Expected Effect: I hypothesize that maximizing the Magnesium concentration to 15–18 mM will stabilize the ribosome-mRNA complexes against the high ionic strength of the locked 312.5 mM Potassium Glutamate baseline. Furthermore, I expect that supplementing the reaction with 3.0 g/L Glucose and a surplus of Amino Acids (5–6 mM) will prevent metabolic exhaustion over the 36-hour incubation period, resulting in a sustained fluorescence signal and higher total protein yield compared to the standard NMP-Ribose-Glucose master mix.

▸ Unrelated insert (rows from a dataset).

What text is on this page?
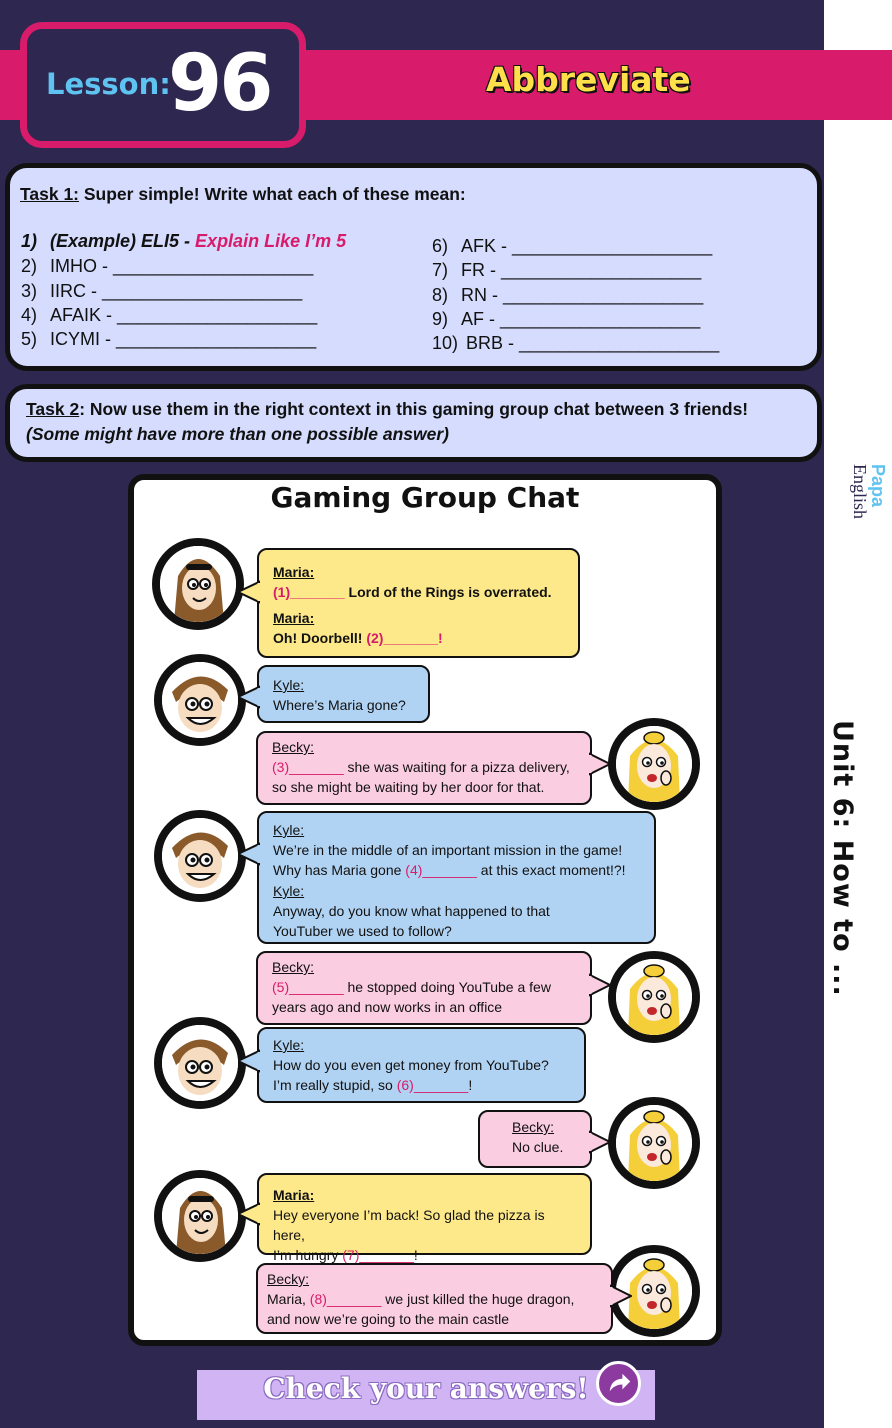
Papa
English
Unit 6: How to ...
Lesson:
96	Abbreviate
Task 1: Super simple! Write what each of these mean:
1) (Example) ELI5 - Explain Like I’m 5
2) IMHO - ____________________
3) IIRC - ____________________
4) AFAIK - ____________________
5) ICYMI - ____________________
6) AFK - ____________________
7) FR - ____________________
8) RN - ____________________
9) AF - ____________________
10) BRB - ____________________
Task 2: Now use them in the right context in this gaming group chat between 3 friends!
(Some might have more than one possible answer)
Gaming Group Chat
Maria:
(1)_______ Lord of the Rings is overrated.
Maria:
Oh! Doorbell! (2)_______!
Kyle:
Where’s Maria gone?
Becky:
(3)_______ she was waiting for a pizza delivery,
so she might be waiting by her door for that.
Kyle:
We’re in the middle of an important mission in the game!
Why has Maria gone (4)_______ at this exact moment!?!
Kyle:
Anyway, do you know what happened to that
YouTuber we used to follow?
Becky:
(5)_______ he stopped doing YouTube a few
years ago and now works in an office
Kyle:
How do you even get money from YouTube?
I’m really stupid, so (6)_______!
Becky:
No clue.
Maria:
Hey everyone I’m back! So glad the pizza is here,
I’m hungry (7)_______!
Becky:
Maria, (8)_______ we just killed the huge dragon,
and now we’re going to the main castle
Check your answers!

3: Final Reagent Supplement JSON
For the global experiment, I designed a 6-well optimization cluster to test the limits of molecular crowding and metabolic longevity in a high-salt environment (locked at ~312mM Potassium Glutamate).
Well
Strategy
Hypothesis
J2
Baseline Optimized
Balanced increase of Mg, AA, and Glucose for maximum total yield.
J3
Mg-Max
Testing the upper inhibitory threshold of Magnesium (18.225 mM).
J4
AA Saturation
Testing if surplus building blocks (Tyrosine/AA Mix) can overcome salt-stress.
K2
Fuel Injection
Maximizing Glucose (3.0 g/L) to prevent late-stage ATP exhaustion.
K3
Redox Support
Pushing Nicotinamide (6.0 mM) to maintain NAD+ recycling over 36 hours.
K4
The “Final Boss”
A hyper-concentrated mix testing the limits of molecular crowding.
Since I’m working on the DermLogic skin patch for HPV detection, I’m interested in how the Nebula RAC could prototype dual-channel fluorescence sensors. Seeing this level of remote automation makes the “sandbox lab” dream feel much more attainable for an entrepreneur.